Scale is when you have product/market fit and are trying to grow your customer base. The goal of this phase is to build a portfolio of tactics that maximize market penetration with minimal – or at least profitable – cost. Success is rooted in growing lifetime value through retention and margin, maximizing funnel conversion to efficiently convert leads to customers, and finding repeatable tactics to drive prospective buyers’ awareness and consideration of your product. The endpoint of this phase is ultimately market saturation, leading to the incubation and iteration of new features, customer segments, and geographies.
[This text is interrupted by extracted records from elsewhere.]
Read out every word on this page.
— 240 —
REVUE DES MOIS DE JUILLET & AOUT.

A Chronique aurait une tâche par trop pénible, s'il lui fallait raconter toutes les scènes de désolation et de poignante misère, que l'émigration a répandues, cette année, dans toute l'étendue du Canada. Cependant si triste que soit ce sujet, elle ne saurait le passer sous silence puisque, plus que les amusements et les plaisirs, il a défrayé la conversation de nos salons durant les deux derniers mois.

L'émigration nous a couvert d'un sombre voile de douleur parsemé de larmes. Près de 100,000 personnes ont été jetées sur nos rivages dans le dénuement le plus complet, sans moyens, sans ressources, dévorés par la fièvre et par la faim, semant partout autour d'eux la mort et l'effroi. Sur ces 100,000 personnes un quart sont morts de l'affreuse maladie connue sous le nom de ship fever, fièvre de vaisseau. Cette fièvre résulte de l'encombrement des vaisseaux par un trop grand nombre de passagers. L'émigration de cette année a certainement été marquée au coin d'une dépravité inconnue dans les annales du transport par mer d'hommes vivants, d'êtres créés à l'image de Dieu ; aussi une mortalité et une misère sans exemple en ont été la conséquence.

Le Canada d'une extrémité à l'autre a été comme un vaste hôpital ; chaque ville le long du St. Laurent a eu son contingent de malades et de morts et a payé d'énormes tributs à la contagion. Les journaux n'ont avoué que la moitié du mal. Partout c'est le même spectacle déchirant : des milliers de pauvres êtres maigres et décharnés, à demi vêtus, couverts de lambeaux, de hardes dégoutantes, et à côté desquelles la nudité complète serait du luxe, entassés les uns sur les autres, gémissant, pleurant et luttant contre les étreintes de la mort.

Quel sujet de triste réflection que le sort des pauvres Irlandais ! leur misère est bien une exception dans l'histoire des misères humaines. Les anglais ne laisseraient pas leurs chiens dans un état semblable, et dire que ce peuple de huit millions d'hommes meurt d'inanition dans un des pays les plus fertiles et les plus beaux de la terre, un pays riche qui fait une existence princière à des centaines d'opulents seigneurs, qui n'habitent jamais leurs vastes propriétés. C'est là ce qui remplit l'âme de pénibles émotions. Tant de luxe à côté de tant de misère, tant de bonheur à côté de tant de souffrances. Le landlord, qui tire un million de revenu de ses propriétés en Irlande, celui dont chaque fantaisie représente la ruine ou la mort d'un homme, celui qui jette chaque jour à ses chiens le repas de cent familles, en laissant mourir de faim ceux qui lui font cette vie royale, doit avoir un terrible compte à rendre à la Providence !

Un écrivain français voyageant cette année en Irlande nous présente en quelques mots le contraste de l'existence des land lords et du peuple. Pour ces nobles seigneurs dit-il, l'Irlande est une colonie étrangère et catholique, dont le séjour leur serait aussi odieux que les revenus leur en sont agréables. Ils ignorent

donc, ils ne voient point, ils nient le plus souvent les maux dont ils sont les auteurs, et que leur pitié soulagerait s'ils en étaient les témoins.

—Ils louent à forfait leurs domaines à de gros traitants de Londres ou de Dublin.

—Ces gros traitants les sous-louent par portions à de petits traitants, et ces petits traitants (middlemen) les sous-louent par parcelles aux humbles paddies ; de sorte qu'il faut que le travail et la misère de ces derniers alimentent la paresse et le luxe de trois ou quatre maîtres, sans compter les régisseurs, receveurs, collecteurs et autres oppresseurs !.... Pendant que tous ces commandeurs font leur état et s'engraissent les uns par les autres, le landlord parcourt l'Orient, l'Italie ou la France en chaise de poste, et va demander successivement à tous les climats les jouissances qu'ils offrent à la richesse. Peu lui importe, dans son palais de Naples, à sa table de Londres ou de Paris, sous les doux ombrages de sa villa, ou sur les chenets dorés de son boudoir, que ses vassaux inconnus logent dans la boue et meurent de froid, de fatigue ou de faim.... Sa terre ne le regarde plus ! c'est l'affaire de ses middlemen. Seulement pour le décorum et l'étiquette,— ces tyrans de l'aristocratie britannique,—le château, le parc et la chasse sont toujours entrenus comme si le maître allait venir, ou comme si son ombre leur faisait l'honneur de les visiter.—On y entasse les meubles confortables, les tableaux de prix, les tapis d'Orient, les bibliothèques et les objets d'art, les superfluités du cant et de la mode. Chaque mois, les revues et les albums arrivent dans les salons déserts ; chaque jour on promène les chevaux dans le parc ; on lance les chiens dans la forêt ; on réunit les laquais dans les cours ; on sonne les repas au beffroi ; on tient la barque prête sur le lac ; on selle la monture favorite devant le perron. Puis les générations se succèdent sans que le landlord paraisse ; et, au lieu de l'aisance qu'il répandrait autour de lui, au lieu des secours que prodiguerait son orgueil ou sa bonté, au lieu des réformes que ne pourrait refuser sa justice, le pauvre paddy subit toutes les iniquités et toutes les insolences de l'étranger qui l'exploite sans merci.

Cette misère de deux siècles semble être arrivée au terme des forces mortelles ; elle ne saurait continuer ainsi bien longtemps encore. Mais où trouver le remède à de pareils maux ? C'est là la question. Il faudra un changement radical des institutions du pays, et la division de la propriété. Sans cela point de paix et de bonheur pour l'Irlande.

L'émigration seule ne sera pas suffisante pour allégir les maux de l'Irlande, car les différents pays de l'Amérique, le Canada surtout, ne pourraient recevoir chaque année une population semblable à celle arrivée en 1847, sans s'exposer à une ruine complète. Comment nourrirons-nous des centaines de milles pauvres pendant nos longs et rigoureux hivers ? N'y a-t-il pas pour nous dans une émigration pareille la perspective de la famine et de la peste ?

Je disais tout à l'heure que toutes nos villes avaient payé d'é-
How do you find B2B customers? 

Here’s a list of B2B customer acquisition tactics we commonly employ and recommend. Later in this article, we’ll connect each channel to the growth stage it’s best used in. This list is generally sorted by early stage to later stage:

1. Leverage your network. This is particularly valuable for founders who are building a product based on their own past experience.

  • Reach out to old colleagues you know have the same problem you had (and are solving).
  • Leverage the startup ecosystem. If your startup is in YCombinator, for instance, other companies in your batch may be prospects, along with alumni who will take your call simply because of your affiliation.
  • Example: If you’re building an app for marketers, ask past marketing colleagues you’ve worked with to try out your product is a no brainer.